Programa de Pós-Graduação em Engenharia de Produção/UFRGS
Praça Argentina, 9, Sala LOPP 90040.020 – Porto Alegre, RS
1. INTRODUÇÃO
A lavanderia tem uma importante função no desenvolvimento das atividades de um hospital.
Trata-se de um setor de apoio cujo papel é, por vezes, subestimado pela alta administração, mas que afeta as atividades de todas as demais áreas. Cirurgias, internações, procedimentos ambulatoriais, entre outros, são fortemente dependentes do correto desempenho dos processos das lavanderias hospitalares. Atrasos na reposição do enxoval, por exemplo, podem gerar sérios transtornos no atendimento às demandas das diversas unidades do hospital, com o não cumprimento de atividades programadas.
Do ponto de vista do gerenciamento de riscos hospitalar, as lavanderias constituem-se em um sério problema. Não atingem diretamente o paciente, a não ser raros casos, mas podem representar sério risco para os seus funcionários.
Nas classificações de risco, são consideradas áreas críticas, por oferecerem risco potencial aos funcionários, devido à manipulação de materiais infectantes, realizadas, freqüentemente, sem os devidos cuidados. A qualidade de uma lavanderia hospitalar, portanto, implica em dimensões diversas daquelas presentes em uma lavanderia comum.
Enquanto nessa a qualidade está relacionada ao produto final e ao prazo, no hospital a componente segurança tem um forte peso.
Com base nessas considerações, este artigo apresenta parte de uma intervenção ergonômica realizada junto ao Serviço de Processamento de Roupas de um hospital em Porto Alegre, referente à Área Suja. Nesse trabalho, foram identificadas as demandas dos funcionários do setor e discutidas, com estes, algumas alternativas de melhorias.
2. SERVIÇO DE PROCESSAMENTO DE ROUPAS
Este serviço é o responsável pelo fornecimento e pela manutenção de roupas utilizadas por pacientes internados e por médicos, enfermeiras e auxiliares em áreas de acesso restrito, como o Bloco Cirúrgico, entre outras. Está constituído pelos seguintes setores: Rouparia, Lavanderia e Costura. O setor de Rouparia é o responsável pela distribuição das roupas limpas e pelo recolhimento das roupas sujas. O setor de Costura é responsável pela confecção e manutenção de todo o enxoval. A Lavanderia por sua vez está subdividida em Área Suja e Área Limpa, segundo procedimentos determinados pela legislação vigente (BARTOLOMEU, 1998).

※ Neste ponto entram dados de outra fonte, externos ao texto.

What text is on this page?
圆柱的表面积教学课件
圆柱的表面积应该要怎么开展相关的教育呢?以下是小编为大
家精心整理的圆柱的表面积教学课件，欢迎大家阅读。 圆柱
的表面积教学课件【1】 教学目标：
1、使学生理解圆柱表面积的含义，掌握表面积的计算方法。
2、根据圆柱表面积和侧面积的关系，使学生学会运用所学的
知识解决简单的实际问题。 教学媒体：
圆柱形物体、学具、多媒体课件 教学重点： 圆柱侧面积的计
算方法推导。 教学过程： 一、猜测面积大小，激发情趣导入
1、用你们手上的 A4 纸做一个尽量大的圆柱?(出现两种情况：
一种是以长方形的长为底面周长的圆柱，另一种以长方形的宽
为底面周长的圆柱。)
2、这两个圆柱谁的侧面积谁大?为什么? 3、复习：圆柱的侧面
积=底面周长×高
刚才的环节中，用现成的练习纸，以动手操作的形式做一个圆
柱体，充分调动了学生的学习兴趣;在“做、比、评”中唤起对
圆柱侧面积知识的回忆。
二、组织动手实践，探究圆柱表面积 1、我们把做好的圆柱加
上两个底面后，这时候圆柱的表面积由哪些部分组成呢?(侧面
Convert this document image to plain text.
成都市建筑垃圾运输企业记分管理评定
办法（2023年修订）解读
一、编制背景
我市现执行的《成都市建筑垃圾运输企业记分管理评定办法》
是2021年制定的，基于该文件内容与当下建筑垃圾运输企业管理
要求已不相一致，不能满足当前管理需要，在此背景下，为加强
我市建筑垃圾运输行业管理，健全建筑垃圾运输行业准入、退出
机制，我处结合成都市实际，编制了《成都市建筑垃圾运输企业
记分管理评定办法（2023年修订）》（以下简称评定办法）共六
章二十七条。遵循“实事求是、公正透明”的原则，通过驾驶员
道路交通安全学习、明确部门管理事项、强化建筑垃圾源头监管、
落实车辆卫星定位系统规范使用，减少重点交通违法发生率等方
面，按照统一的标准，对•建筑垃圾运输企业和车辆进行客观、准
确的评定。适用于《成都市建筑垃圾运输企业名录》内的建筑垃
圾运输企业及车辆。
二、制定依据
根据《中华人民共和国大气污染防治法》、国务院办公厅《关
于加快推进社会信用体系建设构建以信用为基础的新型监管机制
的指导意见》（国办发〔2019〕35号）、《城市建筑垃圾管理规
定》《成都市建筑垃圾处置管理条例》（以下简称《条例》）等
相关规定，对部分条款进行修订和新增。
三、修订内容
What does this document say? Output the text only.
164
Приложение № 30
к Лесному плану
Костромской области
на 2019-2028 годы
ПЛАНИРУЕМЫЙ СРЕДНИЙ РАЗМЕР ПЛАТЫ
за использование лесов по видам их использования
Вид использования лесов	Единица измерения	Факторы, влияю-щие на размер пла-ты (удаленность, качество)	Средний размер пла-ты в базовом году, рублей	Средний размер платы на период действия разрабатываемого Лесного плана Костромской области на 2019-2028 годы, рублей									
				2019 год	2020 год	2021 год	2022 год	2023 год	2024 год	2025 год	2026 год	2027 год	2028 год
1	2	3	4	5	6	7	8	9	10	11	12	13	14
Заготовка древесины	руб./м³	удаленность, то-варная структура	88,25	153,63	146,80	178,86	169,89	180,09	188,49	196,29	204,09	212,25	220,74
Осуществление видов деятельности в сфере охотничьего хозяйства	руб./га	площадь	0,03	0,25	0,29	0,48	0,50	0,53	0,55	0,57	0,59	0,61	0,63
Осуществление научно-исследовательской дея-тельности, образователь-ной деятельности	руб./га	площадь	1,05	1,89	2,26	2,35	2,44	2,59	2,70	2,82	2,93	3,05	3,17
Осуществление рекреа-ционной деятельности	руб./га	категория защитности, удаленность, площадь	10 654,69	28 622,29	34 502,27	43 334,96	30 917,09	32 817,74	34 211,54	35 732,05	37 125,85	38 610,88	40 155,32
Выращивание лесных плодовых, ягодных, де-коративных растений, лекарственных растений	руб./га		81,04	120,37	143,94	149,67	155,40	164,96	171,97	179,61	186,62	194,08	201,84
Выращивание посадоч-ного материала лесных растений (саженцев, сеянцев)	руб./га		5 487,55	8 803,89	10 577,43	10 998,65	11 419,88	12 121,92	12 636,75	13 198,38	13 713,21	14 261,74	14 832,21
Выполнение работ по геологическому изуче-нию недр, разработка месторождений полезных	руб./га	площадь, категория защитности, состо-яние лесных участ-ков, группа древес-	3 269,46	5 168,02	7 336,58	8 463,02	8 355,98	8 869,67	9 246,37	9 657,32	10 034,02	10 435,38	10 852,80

Essas áreas estão localizadas em um pavilhão isolado da estrutura principal do hospital. O seu leiaute está apresentado de forma esquemática na Figura 1. A Figura 2 e a Figura 3 apresentam os fluxogramas do processamento da roupa nas Área Suja e na Área Limpa, respectivamente.
Figura 1 Leiaute da lavanderia
A Área Suja recebe as roupas da Rouparia, por meio de um reboque no qual são transportados os hampers (sacos especiais para o transporte de roupas). Os hampers são separados quanto à sujidade. Após a separação, são pesadas novamente para completar a carga de uma máquina. Não é possível lavar as roupas separadas por tipo em função das cargas mínimas para cada máquina, levando a formar lotes por sujidade.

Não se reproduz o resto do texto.